There is often some confusion with regards to clean coding. As a senior developer mentoring juniors, it is crucial that we expose and pass on the knowledge of OOP design patterns, SOLID principles, Test-Driven-Design, and the vast array of practices. James Old’s blog post bad code is the first step to good code fairly identifies that Junior developers will regularly misinterpret these practices, stumbling through their work attempting to correctly apply newfound knowledge.

This is where your years of being a developer truly shines; a senior developer knows where to draw the lines. The last thing we want is to end up with an enterprise fizz buzz. But that doesn’t mean we should sacrifice any code quality! The patterns and practices must still be used, the principles adhered to, the tests written first. You’re a professional, not a script kiddy, right?

The Best Way

It’s a question we’re often posed.

“What is the best way to do this?”

That answer differs by so many factors, an experienced programmer with extensive knowledge of clean coding, just knows. We’re aware of the downfalls of future proofing, but understand the extensibility afforded through clean code. We know if we just follow some very simple principles, we give ourselves the best chance of victory against the onslaught of the weird and wonderful, ever changing requirements.

The best programmers collaborate and keep up to date with the technologies applicable to their field. They’ve heard about the latest buzz, evaluated and indentified use cases, and learned when and when not to use technologies. They have the common sense to spend some time spiking and prototyping before introducing new dependencies to a product. They have the ability to communicate concepts to the team and the mental strength to accept the outcome of collaboration.

Most importantly, when the best way at the time, is no longer the best way for the current requirements, a good developer knows to refactor.

Being Prepared

Projects will regularly fail if you dive face first into an area or technology for which you have no expertise, regardless of how clean your code is. You’ll spend great portions of time refactoring as you adjust application structure to the API you’re learning. In such a case, it will feel like following test first was a disatrous decision, sweeping structural changes will require constant changes to the tests.

The fix for this isn’t to drop the tests or start writing rubbish code. It’s to be prepared. You wouldn’t dive into a dark pit face first. You’d examine the pit and make sure it’s safe to proceed.

The product, API, technology, or so forth, you’re trying to work with should have been evaluated and researched. Depending on the complexity, a quick glance at a Getting Started page or 10 minutes spiking some code might well be enough to get you going. In other cases, reading extensive documentation, many short (and quickly disposed of) spikes, discussions and research is required. Be prepared, the time spent will always be worth it.

Quick code

Inevitably, bugs leak through, or agreed upon behaviour is contrary to end user intent. The customer will always be a part of your feedback loop, and development methodologies such as SCRUM assist us in keeping that feedback loop as short as possible. In startups, putting a product out there might be the best way to perform your market research and determine product viability, but in all industries, it’s important that we get a product out of the door - even if that door is internal to the business.

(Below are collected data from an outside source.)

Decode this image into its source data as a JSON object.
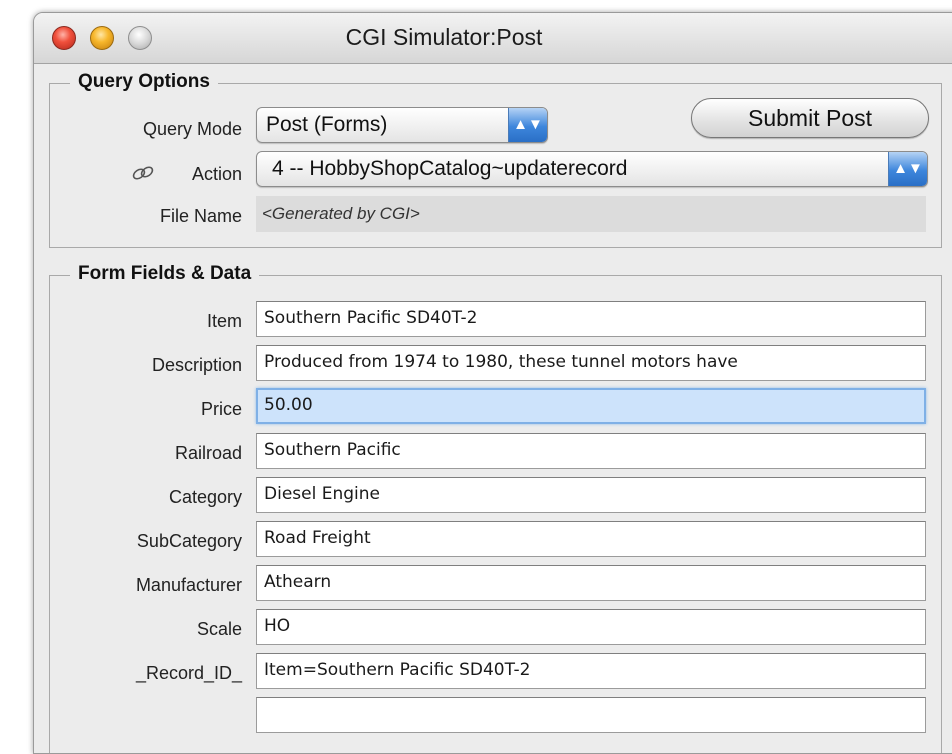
{
  "window": {
    "title": "CGI Simulator:Post"
  },
  "query_options": {
    "group_title": "Query Options",
    "query_mode_label": "Query Mode",
    "query_mode_value": "Post (Forms)",
    "action_label": "Action",
    "action_value": "4 -- HobbyShopCatalog~updaterecord",
    "file_name_label": "File Name",
    "file_name_value": "<Generated by CGI>",
    "submit_label": "Submit Post"
  },
  "form_fields": {
    "group_title": "Form Fields & Data",
    "fields": [
      {
        "label": "Item",
        "value": "Southern Pacific SD40T-2"
      },
      {
        "label": "Description",
        "value": "Produced from 1974 to 1980, these tunnel motors have"
      },
      {
        "label": "Price",
        "value": "50.00"
      },
      {
        "label": "Railroad",
        "value": "Southern Pacific"
      },
      {
        "label": "Category",
        "value": "Diesel Engine"
      },
      {
        "label": "SubCategory",
        "value": "Road Freight"
      },
      {
        "label": "Manufacturer",
        "value": "Athearn"
      },
      {
        "label": "Scale",
        "value": "HO"
      },
      {
        "label": "_Record_ID_",
        "value": "Item=Southern Pacific SD40T-2"
      },
      {
        "label": "",
        "value": ""
      }
    ]
  },
  "colors": {
    "focus": "#cde3fb",
    "popup_arrow": "#3d86dc"
  }
}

Even the seemingly well informed make the mistake of assuming clean code is slow to write code. My response to that is very simple: practice.

As mentioned in a previous article, writing good code doesn’t break even in value over time. Once versant and well practiced in clean coding, it should be at least as quick as dirty code, if not faster. You just have to suck it up and practice; see it akin learning to touch type again. It becomes muscle memory, with IDE’s capable of generating huge amounts of code structure from the tests, saving you from having typed them directly.

The value added by maintainability, extensibility, and quality of clean code is not used to break even, but to vastly outweigh consideration for any alternative approach.

Doom and Gloom

It’s certainly not all doom and gloom. Aidan raises many points that I agree with such as the latest technologies not by some bizarre coincidence being the best technologies. Technlogies, frameworks, platforms, all have pros and cons. Adopting third party software blindly can obviously lead to downfalls, as can spending inordinate amounts of time researching said software.

The trick is to find a good balance. I’m fortunate enough to be surrounded by not only passionate individuals whom enjoy spending their own time looking at, and subsequently discussing the latest technology news, but also teams mature enough to say no. The time to better research, retrain and migrate existing projects to new technologies must always be outweighed by the benefit of doing so; your team leads and management process experienced enough to determine such.

Summary

It doesn’t surprise me that people struggle to onboard themselves with clean code, and it doesn’t surprise me when I encounter people reluctant to be onboarded (the stubborn, stale, and adamant few admittedly as pointless at times as online trolls).

If you really want to make it, you’ll need enthusiasm, passion, and pride. All qualities you hope to find in any person, in any role. If you don’t care, if you’re just slogging it through the days to pay the bills, perhaps consider a new career?

For those taking their first tentative steps upon the enlightened path, good luck, and don’t give up!